The Appalachian Power Co. (APCo) and Wheeling Power Co. (WPCo) units of American Electric Power (NYSE: AEP) on June 23 filed with the West Virginia Public Service Commission a settlement of their latest annual cost recovery request under the Expanded Net Energy Cost (ENEC) program.
The deal is with the staff of the Public Service Commission, the Consumer Advocate Division of the commission and the West Virginia Energy Users Group. It is called Joint Stipulation and Agreement for Settlement.
On March 1, the AEP companies filed a petition to initiate the annual review and to update the ENEC rates currently in effect. The companies proposed to increase ENEC rates to produce an additional $108.3 million in annual ENEC revenues, to continue and expand the Transmission Investment Charge (TIC) that was initially implemented in the companies’ 2015 ENEC proceeding, and to implement a comparable Generation Investment Charge (GIC) to recover costs associated with certain generation assets.
The companies also proposed: to allocate the Felman Fixed Costs to all customers; to recover the Amos Unit 3 Reserve Deficiency deferred carrying charges (this is a coal-fired unit); to treat Black Start Service revenues as base rate items; to add certain Felman discounts to the ENEC under-recovery balance; and to assign directly reservation fees to internal load.
The stipulating parties now agree that, effective July 1, the companies should implement revised ENEC rates and a new Construction Surcharge, which, together, are designed to produce a total increase in revenues of $55,060,000 per year (3.8%).
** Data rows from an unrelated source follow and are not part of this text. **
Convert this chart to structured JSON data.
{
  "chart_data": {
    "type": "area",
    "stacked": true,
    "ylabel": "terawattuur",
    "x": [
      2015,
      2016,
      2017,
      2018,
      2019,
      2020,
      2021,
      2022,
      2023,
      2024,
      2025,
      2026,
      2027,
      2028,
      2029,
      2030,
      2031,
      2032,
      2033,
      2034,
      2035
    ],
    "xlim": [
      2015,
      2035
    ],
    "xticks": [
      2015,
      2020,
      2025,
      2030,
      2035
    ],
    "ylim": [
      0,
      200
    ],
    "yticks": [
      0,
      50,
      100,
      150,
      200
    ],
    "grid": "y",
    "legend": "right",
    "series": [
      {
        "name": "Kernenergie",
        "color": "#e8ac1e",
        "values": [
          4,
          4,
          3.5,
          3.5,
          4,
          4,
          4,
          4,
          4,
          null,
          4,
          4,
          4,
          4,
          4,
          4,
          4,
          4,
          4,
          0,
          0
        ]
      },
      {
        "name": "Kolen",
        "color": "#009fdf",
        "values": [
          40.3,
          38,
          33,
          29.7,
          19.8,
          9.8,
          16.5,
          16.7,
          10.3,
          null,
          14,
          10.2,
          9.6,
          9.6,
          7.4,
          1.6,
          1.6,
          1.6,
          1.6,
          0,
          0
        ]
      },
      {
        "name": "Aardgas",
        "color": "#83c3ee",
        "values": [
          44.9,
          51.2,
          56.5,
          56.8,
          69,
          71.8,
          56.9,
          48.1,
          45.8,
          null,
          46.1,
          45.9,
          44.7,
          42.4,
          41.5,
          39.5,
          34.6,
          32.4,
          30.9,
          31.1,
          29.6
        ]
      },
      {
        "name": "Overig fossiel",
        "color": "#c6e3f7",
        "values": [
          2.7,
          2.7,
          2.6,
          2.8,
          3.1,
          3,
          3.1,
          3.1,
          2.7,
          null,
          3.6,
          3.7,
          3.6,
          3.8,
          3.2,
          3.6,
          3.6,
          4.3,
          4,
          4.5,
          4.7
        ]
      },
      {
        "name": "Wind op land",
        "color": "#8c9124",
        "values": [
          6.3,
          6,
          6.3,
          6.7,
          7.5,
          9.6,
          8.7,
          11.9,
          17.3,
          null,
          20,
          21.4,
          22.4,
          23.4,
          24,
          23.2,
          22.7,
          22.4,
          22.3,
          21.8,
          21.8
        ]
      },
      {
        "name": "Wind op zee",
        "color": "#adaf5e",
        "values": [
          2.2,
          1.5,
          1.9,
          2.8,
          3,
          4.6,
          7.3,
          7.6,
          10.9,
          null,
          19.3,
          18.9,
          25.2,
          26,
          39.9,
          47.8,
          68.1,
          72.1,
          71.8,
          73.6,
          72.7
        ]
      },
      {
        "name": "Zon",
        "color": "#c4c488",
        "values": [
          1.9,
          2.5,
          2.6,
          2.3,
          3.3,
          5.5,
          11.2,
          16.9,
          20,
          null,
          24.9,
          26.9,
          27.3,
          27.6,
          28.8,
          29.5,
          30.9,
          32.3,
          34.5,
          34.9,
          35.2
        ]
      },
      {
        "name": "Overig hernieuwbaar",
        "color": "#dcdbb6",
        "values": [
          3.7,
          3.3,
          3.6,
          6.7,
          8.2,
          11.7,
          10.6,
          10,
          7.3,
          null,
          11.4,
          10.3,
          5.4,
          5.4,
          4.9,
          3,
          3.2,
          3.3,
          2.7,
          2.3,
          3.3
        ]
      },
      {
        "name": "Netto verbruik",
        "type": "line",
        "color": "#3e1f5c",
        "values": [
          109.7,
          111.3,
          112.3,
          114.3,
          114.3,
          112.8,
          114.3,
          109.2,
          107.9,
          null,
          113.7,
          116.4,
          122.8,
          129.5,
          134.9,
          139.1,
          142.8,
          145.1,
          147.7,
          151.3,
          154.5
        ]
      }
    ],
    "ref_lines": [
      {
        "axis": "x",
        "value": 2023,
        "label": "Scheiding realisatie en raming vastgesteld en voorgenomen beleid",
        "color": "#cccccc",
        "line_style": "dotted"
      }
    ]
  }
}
This amount consists of $38,094,800 in ENEC revenues and $16,965,200 in Construction Surcharge revenues.
- The parties agree that the ENEC rates effective July 1 and reflecting $38,094,800 in increased revenues, should remain in effect and frozen for a period of two years ending June 30, 2018. The parties further agree that the companies should be relieved of their obligation to file an ENEC case in 2017 and should not file an ENEC case in 2017. They agree that the companies should be permitted to file in 2017 any ENEC-related information that they deem appropriate, but they should not request any change in rates.
- The parties agree that, during the two-year ENEC period (of July 1, 2016 through June 30, 2018), all remaining deferred costs related to Reclassified Coal payments ($7,792,949 as of December 31, 2015) should be fullly amortized as a cost in the ENEC over/under recovery calculations.
- The parties agree that, effective July 1, 2016, the costs of wind energy purchased by the companies should be apportioned between energy-related costs and demand-related costs and that the demand-related portion should be determined based on the PJM UCAP value for intermittent wind generation and the PJM Capacity value in the RPM (based on the average BRA for the years 2016/17 and 2017/18).
- The AEP cmpanies agree not to file a general rate case before April 1, 2018, absent a financial distress situation.
- The companies agree, on a going-forward basis, to investigate and assess increasing the use of open competitive solicitations in their coal procurement, developing portfolio targets with respect to supplier mix, and developing contingency plans related to supplier non-performance. These results of such investigation and assessment will be documented and presented in their 2018 ENEC case.
- The AEP companies agree to provide to commission staff by Nov. 1 of each year, information regarding significant transmission additions and upgrades planned for the next three years within the companies’ service territories with a projected cost greater than $5 million. The information provided should reasonably permit the staff to understand the scope of, and need for, the identified projects.